Casey Tolcser describes Wright as “different in a good way.”
“He doesn’t always teach from a traditional textbook. He has his own style, and makes the subject matter really engaging for Magnet students. I see him here on the weekends a lot, because he doesn’t ever seem to go home.”
When asked about this topic, Marshall recalled that Wright once set the building alarm off by leaving after midnight.
“He has not set off the alarm since but that is because he makes sure to deactivate it prior to midnight, not because he leaves for home any earlier,” Marshall said. “I send my fair share of late night e-mails, but the time stamp on Ron’s emails make me look like a shift worker.

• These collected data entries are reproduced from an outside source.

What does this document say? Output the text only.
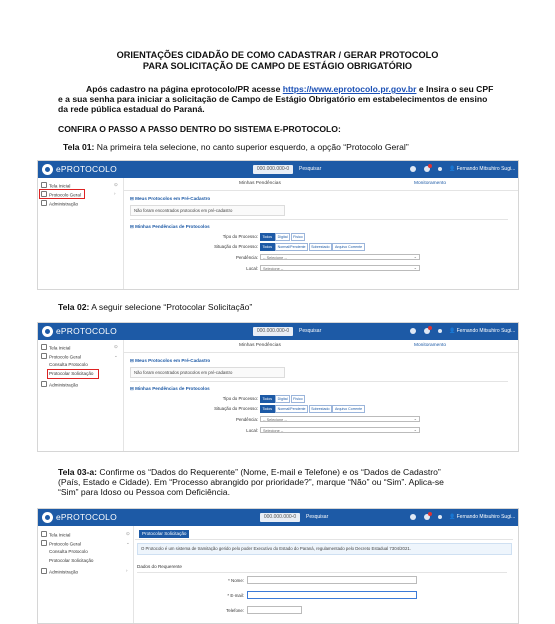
ORIENTAÇÕES CIDADÃO DE COMO CADASTRAR / GERAR PROTOCOLO
PARA SOLICITAÇÃO DE CAMPO DE ESTÁGIO OBRIGATÓRIO
Após cadastro na página eprotocolo/PR acesse https://www.eprotocolo.pr.gov.br e Insira o seu CPF
e a sua senha para iniciar a solicitação de Campo de Estágio Obrigatório em estabelecimentos de ensino
da rede pública estadual do Paraná.
CONFIRA O PASSO A PASSO DENTRO DO SISTEMA E-PROTOCOLO:
Tela 01: Na primeira tela selecione, no canto superior esquerdo, a opção “Protocolo Geral”
ePROTOCOLO	000.000.000-0	Pesquisar	👤 Fernando Mitsuhiro Sugi...
Tela Inicial	⊙
Protocolo Geral	›
Administração
Minhas Pendências	Monitoramento
⊟ Meus Protocolos em Pré-Cadastro
Não foram encontrados protocolos em pré-cadastro
⊟ Minhas Pendências de Protocolos
Tipo do Processo:	Todos Digital Físico
Situação do Processo:	Todos Normal/Pendente Sobrestado Arquivo Corrente
Pendência:	-- Selecione -- ⌄
Local:	Selecione -- ⌄
Tela 02: A seguir selecione “Protocolar Solicitação”
ePROTOCOLO	000.000.000-0	Pesquisar	👤 Fernando Mitsuhiro Sugi...
Tela Inicial	⊙
Protocolo Geral	⌄
Consulta Protocolo
Protocolar Solicitação
Administração
Minhas Pendências	Monitoramento
⊟ Meus Protocolos em Pré-Cadastro
Não foram encontrados protocolos em pré-cadastro
⊟ Minhas Pendências de Protocolos
Tipo do Processo:	Todos Digital Físico
Situação do Processo:	Todos Normal/Pendente Sobrestado Arquivo Corrente
Pendência:	-- Selecione -- ⌄
Local:	Selecione -- ⌄
Tela 03-a: Confirme os “Dados do Requerente” (Nome, E-mail e Telefone) e os “Dados de Cadastro”
(País, Estado e Cidade). Em “Processo abrangido por prioridade?”, marque “Não” ou “Sim”. Aplica-se
“Sim” para Idoso ou Pessoa com Deficiência.
ePROTOCOLO	000.000.000-0	Pesquisar	👤 Fernando Mitsuhiro Sugi...
Tela Inicial	⊙
Protocolo Geral	⌄
Consulta Protocolo
Protocolar Solicitação
Administração	›
Protocolar Solicitação
O Protocolo é um sistema de tramitação gerido pelo poder Executivo do Estado do Paraná, regulamentado pelo Decreto Estadual 7304/2021.
Dados do Requerente
* Nome:
* E-mail:
Telefone:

He spends late nights, weekends, and vacation days on campus working with students or on one of his many projects.”
Fellow teacher Kelly Williams describes him as a “get it done” person.
“Ron is a very friendly and sincere person who works well with students, parents and fellow staff members,” she said. “He has a great sense of humor and always seems to be very passionate about whatever he’s involved in.”
Parker Liebe, a junior, is part of the Science Olympiad team, which recently won state for the third year in a row.
“You don’t get this kind of experience anywhere else,” he said. “I love it. And I can’t even begin to describe how smart Mr. Wright is, and what he brings to the group. It’s so nice to work with him. He is great, easygoing and chill.”
Despite the drama that sometimes accompanies life as a teacher, Wright said at the end of the day, he is grateful.
“I like it that parents allow me to play grandpa to their kids, and then when they get too cranky, send them (and me) home,” he said. “And then they actually let me come back to (do it again) another day. Whoo-hoo! How amazing is that?”